It’s taken the better part of three decades, but Ben Affleck, a two-time Academy Award winner (Argo, Good Will Hunting) for producing and screenwriting, finally seems to have found his niche as an actor. In just the last two years, Affleck has delivered arguably two of his best, most memorable performances—first as a high-school basketball coach struggling with alcoholism (paralleling Affleck’s own real-life struggles) in 2020’s The Way Back and just two months ago, as the feudal frat-bro in Ridley Scott’s The Last Duel. Affleck adds another note- and possibly awards-worthy role to his career resume with his thoughtful, grounded performance as a compassionate bartender-philosopher in George Clooney’s otherwise middling adaptation of Pulitzer Prize-winning writer J. R. Moehringer’s well-received 2005 memoir, The Tender Bar.
Though Affleck’s character, Charlie, emotionally anchors The Tender Bar, he’s not the nominal lead character. That role belongs to the fatherless J.R. (Daniel Ranieri as a preteen, Tye Sheridan as a young adult). Not so quietly traumatized by the perpetual absence of his deadbeat, biological father, Johnny Michaels (Max Martini), a young J.R. finds himself gravitating towards his uncle—the well-read proprietor and bartender of a blue-collar Long Island bar, The Dickens. While J.R.’s mother (Lily Rabe) attempts to adjust to radically changed personal and professional circumstances, she moves back to her bustling childhood home and to a semi-permanent reunion with her eccentric, flatulent father (Christopher Lloyd), a deferential mother (Sondra James), sister Ruth (Danielle Ranieri), and the ever-present Charlie.

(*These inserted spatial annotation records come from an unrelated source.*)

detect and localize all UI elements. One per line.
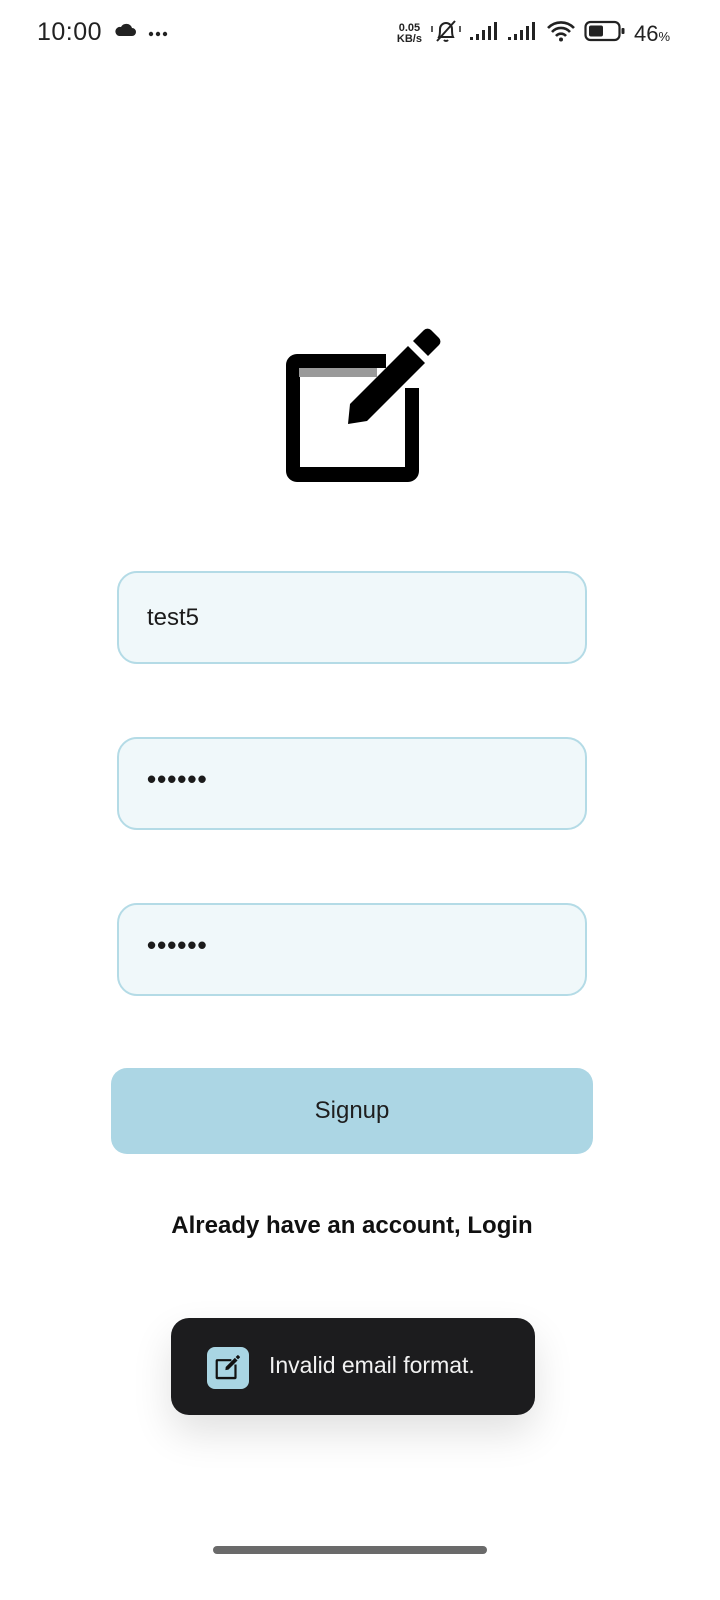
- edit-note-icon: [207, 1347, 249, 1389]
- edit-note-icon: [282, 328, 447, 493]
- username-input[interactable]: test5: [117, 571, 587, 664]
- signal-icon: [469, 21, 500, 46]
- wifi-icon: [546, 20, 576, 47]
- login-link[interactable]: Already have an account, Login: [0, 1212, 704, 1240]
- status-time: 10:00: [37, 18, 103, 46]
- cloud-icon: [114, 23, 137, 42]
- username-value: test5: [147, 603, 200, 631]
- toast: Invalid email format.: [171, 1318, 535, 1415]
- toast-message: Invalid email format.: [269, 1352, 475, 1378]
- battery-icon: [584, 20, 626, 47]
- net-speed-unit: KB/s: [396, 32, 422, 45]
- status-bar: 10:00 0.05 KB/s 46%: [0, 0, 720, 68]
- battery-level: 46: [633, 20, 659, 46]
- home-indicator[interactable]: [213, 1546, 487, 1554]
- battery-unit: %: [658, 28, 670, 44]
- mute-icon: [430, 18, 462, 49]
- password-input[interactable]: ••••••: [117, 737, 587, 830]
- battery-text: 46%: [634, 21, 670, 47]
- net-speed: 0.05 KB/s: [396, 21, 422, 45]
- signal-icon: [507, 21, 538, 46]
- status-left: 10:00: [37, 18, 168, 47]
- more-dots-icon: [148, 24, 168, 42]
- password-value: ••••••: [147, 764, 208, 794]
- signup-button[interactable]: Signup: [111, 1068, 593, 1154]
- status-right: 0.05 KB/s 46%: [397, 18, 670, 49]
- confirm-password-input[interactable]: ••••••: [117, 903, 587, 996]
- net-speed-value: 0.05: [398, 21, 421, 34]
- confirm-password-value: ••••••: [147, 930, 208, 960]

With the spectre of his absent father hovering off-frame, understandably impacting his sense of self-worth and emotional stability, J.R. naturally gravitates toward his wiser-than-wise bartending uncle, picking up life lessons along with an unconventional support system from the bar’s working-class regulars. Charlie leads J.R. into becoming a voracious reader, suggesting J.R. can learn as much from the books Charlie keeps behind the bar as any actual lived experience. Even as J.R. develops a desire to become a writer (spoiler: J.R. becomes one), Charlie remains a potent, formative influence on J.R.’s young life, counselling J.R. on everything from romantic relationships to his potentially volatile emotions when he tries to reconnect with the biological father who abandoned him.
That meeting between a vulnerable J.R. and his biological father gives The Tender Bar the equivalent of a dramatic turning point, but it lacks the emotional wallop Clooney, adopting a muted, almost minimalist shooting style to match a muted colour scheme, obviously wants. Instead, it ends up feeling like another incident in a string of vaguely connected events in the young, semi-interesting life of a wannabe writer. Not surprisingly, it’s the quieter moments between Charlie and J.R. (preteen, teen, and post-teen) that elevate The Tender Bar into watchable territory, primarily due to Affleck’s layered, nuanced performance as Charlie. It’s easily one of his best, boding well for Affleck’s mid- to late-career turn as a dramatic actor, a welcome change from the lesser demanding roles in blockbusters that have earned Affleck large paycheques but few accolades.